In [1]:
from pyspark.sql import SparkSession

# (8 cores, 16gb per machine) x 5 = 40 cores

# New API
spark_session = SparkSession\
        .builder\
        .master("spark://192.168.2.87:7077") \
        .appName("Daniel_Agstrand_A3_SectionA")\
        .config("spark.dynamicAllocation.enabled", True)\
        .config("spark.shuffle.service.enabled", True)\
        .config("spark.dynamicAllocation.executorIdleTimeout","30s")\
        .config("spark.executor.cores",4)\
        .getOrCreate()
        
# Old API (RDD)
spark_context = spark_session.sparkContext

In [2]:
# Q A.1.1

rdd_en = spark_context.newAPIHadoopFile(
    'hdfs://192.168.2.87:9000/europarl/europarl-v7.sv-en.en',
    'org.apache.hadoop.mapreduce.lib.input.TextInputFormat',
    'org.apache.hadoop.io.LongWritable',
    'org.apache.hadoop.io.Text'
)\
.cache() # Keep this RDD in memory!

line_count_en = rdd_en.count()

In [3]:
# Q A.1.2

rdd_sv = spark_context.newAPIHadoopFile(
    'hdfs://192.168.2.87:9000/europarl/europarl-v7.sv-en.sv',
    'org.apache.hadoop.mapreduce.lib.input.TextInputFormat',
    'org.apache.hadoop.io.LongWritable',
    'org.apache.hadoop.io.Text'
)\
.cache() # Keep this RDD in memory!

line_count_sv = rdd_sv.count()

In [4]:
# Q A.1.3

if line_count_sv == line_count_en:
    print ("Equal amount of lines! Number of lines: {}".format(line_count_en))
else:
    print ("Unequal amount of lines! Number of lines in en-sv = {} and Number of lines in sv-en = {}"\
           .format(line_count_en, line_count_sv))
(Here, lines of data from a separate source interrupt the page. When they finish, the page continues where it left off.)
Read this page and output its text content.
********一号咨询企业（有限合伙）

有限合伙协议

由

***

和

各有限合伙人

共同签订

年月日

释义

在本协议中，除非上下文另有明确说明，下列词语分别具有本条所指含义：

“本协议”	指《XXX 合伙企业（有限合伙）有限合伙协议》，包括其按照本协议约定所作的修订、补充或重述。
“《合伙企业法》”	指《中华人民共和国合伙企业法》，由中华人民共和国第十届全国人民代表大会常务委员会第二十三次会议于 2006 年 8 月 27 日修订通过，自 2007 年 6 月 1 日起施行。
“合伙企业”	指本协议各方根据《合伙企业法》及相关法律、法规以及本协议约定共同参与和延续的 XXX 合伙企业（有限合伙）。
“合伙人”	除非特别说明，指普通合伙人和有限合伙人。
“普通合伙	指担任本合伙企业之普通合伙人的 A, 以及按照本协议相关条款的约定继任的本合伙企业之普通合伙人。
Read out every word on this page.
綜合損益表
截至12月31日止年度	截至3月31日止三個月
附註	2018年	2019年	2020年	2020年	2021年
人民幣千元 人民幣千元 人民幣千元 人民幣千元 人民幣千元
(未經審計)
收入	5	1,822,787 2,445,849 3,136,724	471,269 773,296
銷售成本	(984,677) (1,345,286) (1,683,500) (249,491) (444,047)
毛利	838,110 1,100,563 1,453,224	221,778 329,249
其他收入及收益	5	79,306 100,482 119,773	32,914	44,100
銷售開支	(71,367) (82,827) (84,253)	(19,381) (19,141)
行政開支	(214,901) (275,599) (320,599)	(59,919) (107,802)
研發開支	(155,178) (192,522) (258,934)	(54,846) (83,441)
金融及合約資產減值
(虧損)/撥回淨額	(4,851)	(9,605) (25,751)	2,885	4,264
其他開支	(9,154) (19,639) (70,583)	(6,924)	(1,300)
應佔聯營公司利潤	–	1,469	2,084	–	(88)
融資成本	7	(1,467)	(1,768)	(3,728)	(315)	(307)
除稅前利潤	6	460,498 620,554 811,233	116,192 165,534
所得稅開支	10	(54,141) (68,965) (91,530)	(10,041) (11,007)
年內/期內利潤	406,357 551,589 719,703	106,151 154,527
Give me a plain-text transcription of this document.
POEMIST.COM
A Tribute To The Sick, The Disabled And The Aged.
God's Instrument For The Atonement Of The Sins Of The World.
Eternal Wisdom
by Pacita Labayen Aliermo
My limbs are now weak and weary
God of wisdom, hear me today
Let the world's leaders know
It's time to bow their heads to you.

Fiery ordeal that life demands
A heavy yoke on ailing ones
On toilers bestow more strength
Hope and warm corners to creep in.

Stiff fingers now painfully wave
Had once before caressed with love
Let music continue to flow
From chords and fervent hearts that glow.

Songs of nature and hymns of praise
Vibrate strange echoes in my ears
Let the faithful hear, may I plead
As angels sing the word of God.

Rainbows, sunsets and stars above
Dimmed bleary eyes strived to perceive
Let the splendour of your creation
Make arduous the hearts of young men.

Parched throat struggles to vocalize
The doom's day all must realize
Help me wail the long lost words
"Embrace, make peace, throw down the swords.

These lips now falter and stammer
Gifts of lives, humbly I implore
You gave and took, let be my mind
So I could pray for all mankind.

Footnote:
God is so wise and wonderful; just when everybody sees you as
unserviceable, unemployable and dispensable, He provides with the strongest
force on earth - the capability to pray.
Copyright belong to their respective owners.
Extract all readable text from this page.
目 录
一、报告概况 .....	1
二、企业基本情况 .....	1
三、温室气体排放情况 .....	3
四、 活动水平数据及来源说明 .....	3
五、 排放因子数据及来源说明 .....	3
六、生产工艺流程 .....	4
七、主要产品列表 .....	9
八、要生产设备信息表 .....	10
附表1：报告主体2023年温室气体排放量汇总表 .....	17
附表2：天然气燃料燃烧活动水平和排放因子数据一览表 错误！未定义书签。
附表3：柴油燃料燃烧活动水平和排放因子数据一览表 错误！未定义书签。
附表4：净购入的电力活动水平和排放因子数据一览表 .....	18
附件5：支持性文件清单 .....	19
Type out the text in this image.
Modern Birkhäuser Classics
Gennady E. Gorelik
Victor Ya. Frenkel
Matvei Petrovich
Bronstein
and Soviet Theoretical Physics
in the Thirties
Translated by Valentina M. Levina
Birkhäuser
Equal amount of lines! Number of lines: 1862234


In [5]:
# Q A.1.4

rdd_en_partitions_count = rdd_en.getNumPartitions()
rdd_sv_partitions_count = rdd_sv.getNumPartitions()

total_partitions_count = rdd_en_partitions_count + rdd_sv_partitions_count

print("Number of partions in rdd_en: {}\nNumber of partions in rdd_sv: {}\nNumber of total partions in all rdd: {}"\
      .format(rdd_en_partitions_count, rdd_sv_partitions_count, total_partitions_count))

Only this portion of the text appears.